Par Jean Wesley Pierre

La guerre qui ravage Gaza depuis près de deux ans franchit un nouveau seuil dans la gravité des accusations internationales. Dans un rapport détaillé de 72 pages publié ce mardi 16 septembre 2025, la Commission d’enquête internationale indépendante du Conseil des droits de l’homme de l’ONU conclut qu’Israël commet actuellement un génocide contre les Palestiniens.

Le document estime que quatre des cinq actes définis par la Convention de 1948 sur la prévention du génocide sont réunis : meurtres de masse, atteintes physiques et psychologiques graves, conditions de vie intenables menant à la destruction du groupe et entrave aux naissances.

Israël rejette catégoriquement ces conclusions, qualifiant le rapport de « biaisé » et d’« instrument de propagande du Hamas ». Pourtant, les experts de l’ONU affirment avoir recueilli un large éventail de preuves documents officiels, témoignages, vidéos, photos satellitaires démontrant une politique systématique visant à détruire, en tout ou en partie, la population palestinienne de Gaza.

Les chiffres donnent la mesure de la catastrophe : plus de 64 000 morts, dont une majorité de civils et d’enfants, des infrastructures détruites à près de 80 %, et une famine organisée qui ravage les familles déplacées.

Une définition juridique appliquée pour la première fois à Israël

Ce rapport revêt un poids historique, car il applique directement la Convention de 1948 pour la prévention et la répression du crime de génocide au cas d’Israël.

Jusqu’ici, le terme « génocide » était utilisé par des ONG, des experts indépendants, ou des États comme l’Afrique du Sud, qui a porté plainte contre Israël devant la Cour internationale de justice (CIJ). Cette fois, c’est un organe onusien mandaté officiellement qui conclut sans ambiguïté à l’existence d’un génocide.

La Commission présidée par Navi Pillay estime que les déclarations publiques de hauts responsables israéliens comme Isaac Herzog, Benyamin Netanyahou et Yoav Gallant révèlent une intention génocidaire explicite.

Le fait d’avoir qualifié les Palestiniens d’« animaux humains », d’avoir désigné « toute une nation » comme responsable et de promettre de « raser Gaza » ne relèverait plus seulement de la rhétorique militaire, mais d’une volonté politique assumée.

Le journalisme, cible privilégiée

Selon le Comité pour la protection des journalistes (CPJ), 192 reporters ont été tués depuis octobre 2023, dont plus de 90 % étaient Palestiniens. Des frappes ciblées contre des professionnels des médias, parfois identifiés et localisés, laissent peu de place au doute quant à l’objectif : faire taire les témoins gênants d’un conflit qui, sans caméras, resterait confiné à une guerre de chiffres et de récits contradictoires.

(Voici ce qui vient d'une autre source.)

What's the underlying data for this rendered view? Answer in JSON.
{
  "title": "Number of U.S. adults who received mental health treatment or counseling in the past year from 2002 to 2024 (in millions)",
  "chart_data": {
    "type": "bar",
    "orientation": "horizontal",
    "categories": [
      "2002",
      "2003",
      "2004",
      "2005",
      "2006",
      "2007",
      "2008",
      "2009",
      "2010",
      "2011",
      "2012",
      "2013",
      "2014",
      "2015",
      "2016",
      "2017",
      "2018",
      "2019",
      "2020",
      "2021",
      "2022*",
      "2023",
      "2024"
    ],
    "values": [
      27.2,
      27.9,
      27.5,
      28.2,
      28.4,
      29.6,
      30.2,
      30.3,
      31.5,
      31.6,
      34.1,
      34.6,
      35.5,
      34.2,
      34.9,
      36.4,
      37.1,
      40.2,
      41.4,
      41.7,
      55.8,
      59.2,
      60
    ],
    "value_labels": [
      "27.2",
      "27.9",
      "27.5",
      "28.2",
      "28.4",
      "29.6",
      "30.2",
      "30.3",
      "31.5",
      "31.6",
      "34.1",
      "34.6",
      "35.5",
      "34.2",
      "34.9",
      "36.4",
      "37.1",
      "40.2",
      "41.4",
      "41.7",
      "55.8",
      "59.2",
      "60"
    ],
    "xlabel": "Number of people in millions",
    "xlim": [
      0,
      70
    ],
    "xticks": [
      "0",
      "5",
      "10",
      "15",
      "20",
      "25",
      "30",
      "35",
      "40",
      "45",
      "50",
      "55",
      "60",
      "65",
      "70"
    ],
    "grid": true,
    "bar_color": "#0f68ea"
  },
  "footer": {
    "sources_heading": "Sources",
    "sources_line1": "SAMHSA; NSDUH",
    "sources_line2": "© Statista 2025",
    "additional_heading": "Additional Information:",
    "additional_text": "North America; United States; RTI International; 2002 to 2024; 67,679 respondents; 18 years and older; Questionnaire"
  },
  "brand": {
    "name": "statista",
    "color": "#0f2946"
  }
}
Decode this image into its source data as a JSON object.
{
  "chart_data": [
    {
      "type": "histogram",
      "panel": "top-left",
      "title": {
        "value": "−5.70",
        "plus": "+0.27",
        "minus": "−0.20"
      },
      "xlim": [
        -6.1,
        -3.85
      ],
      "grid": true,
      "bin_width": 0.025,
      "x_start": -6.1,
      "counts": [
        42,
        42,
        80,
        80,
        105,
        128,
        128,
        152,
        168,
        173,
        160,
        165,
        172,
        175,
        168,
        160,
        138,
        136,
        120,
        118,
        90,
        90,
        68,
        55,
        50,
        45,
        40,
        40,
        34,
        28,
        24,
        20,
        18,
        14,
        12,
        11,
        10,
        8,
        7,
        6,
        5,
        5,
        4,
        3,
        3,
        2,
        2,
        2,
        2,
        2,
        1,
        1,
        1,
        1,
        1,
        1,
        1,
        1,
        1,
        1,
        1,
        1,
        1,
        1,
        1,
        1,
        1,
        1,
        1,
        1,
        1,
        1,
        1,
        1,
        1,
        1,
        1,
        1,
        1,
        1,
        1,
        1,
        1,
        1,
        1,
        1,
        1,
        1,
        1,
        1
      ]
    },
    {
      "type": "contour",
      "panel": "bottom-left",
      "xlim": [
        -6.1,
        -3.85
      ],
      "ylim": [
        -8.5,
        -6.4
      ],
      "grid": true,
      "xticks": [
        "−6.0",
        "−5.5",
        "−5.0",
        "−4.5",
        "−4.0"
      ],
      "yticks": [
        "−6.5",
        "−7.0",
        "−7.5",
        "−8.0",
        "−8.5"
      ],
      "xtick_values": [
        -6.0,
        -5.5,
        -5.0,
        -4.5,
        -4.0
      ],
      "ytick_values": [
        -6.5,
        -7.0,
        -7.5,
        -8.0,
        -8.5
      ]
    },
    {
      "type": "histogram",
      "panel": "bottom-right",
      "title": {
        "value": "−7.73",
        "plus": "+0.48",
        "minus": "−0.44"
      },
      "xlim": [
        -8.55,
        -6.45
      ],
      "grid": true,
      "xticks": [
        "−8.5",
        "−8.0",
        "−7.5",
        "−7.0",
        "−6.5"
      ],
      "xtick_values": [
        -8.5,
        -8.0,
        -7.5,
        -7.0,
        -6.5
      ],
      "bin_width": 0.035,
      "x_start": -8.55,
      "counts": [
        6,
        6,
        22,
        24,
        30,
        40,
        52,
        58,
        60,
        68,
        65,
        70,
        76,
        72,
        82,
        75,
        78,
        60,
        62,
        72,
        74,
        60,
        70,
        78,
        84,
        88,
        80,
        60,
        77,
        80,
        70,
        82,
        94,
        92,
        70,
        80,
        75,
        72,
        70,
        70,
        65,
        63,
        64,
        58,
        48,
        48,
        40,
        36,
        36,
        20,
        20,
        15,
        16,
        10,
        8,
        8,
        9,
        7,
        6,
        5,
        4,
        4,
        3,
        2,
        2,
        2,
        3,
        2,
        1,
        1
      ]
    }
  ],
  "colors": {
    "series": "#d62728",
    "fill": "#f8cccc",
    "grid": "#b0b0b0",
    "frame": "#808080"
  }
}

L’assassinat récent d’Anas al-Sharif, figure d’Al Jazeera, a illustré ce danger. Israël l’a accusé d’être lié au Hamas, sans apporter de preuves convaincantes, tandis que ses collègues rappelaient qu’il avait plusieurs fois critiqué le mouvement islamiste.

Une guerre qui dépasse Gaza

La portée de ces accusations dépasse le cadre du Proche-Orient. Si un génocide est officiellement reconnu, tous les États signataires de la Convention de 1948 ont l’obligation légale de prévenir et punir le crime. Cela signifie que la fourniture d’armes, le soutien logistique ou même la complaisance diplomatique pourraient être assimilés à de la complicité.

Des pays occidentaux comme les États-Unis, la France ou l’Allemagne, qui ont continué à livrer du matériel militaire à Israël, pourraient être mis en accusation dans l’arène internationale.

Par ailleurs, ce rapport renforce l’isolement diplomatique d’Israël, déjà critiqué par une grande partie de l’Amérique latine, de l’Afrique et du monde arabe.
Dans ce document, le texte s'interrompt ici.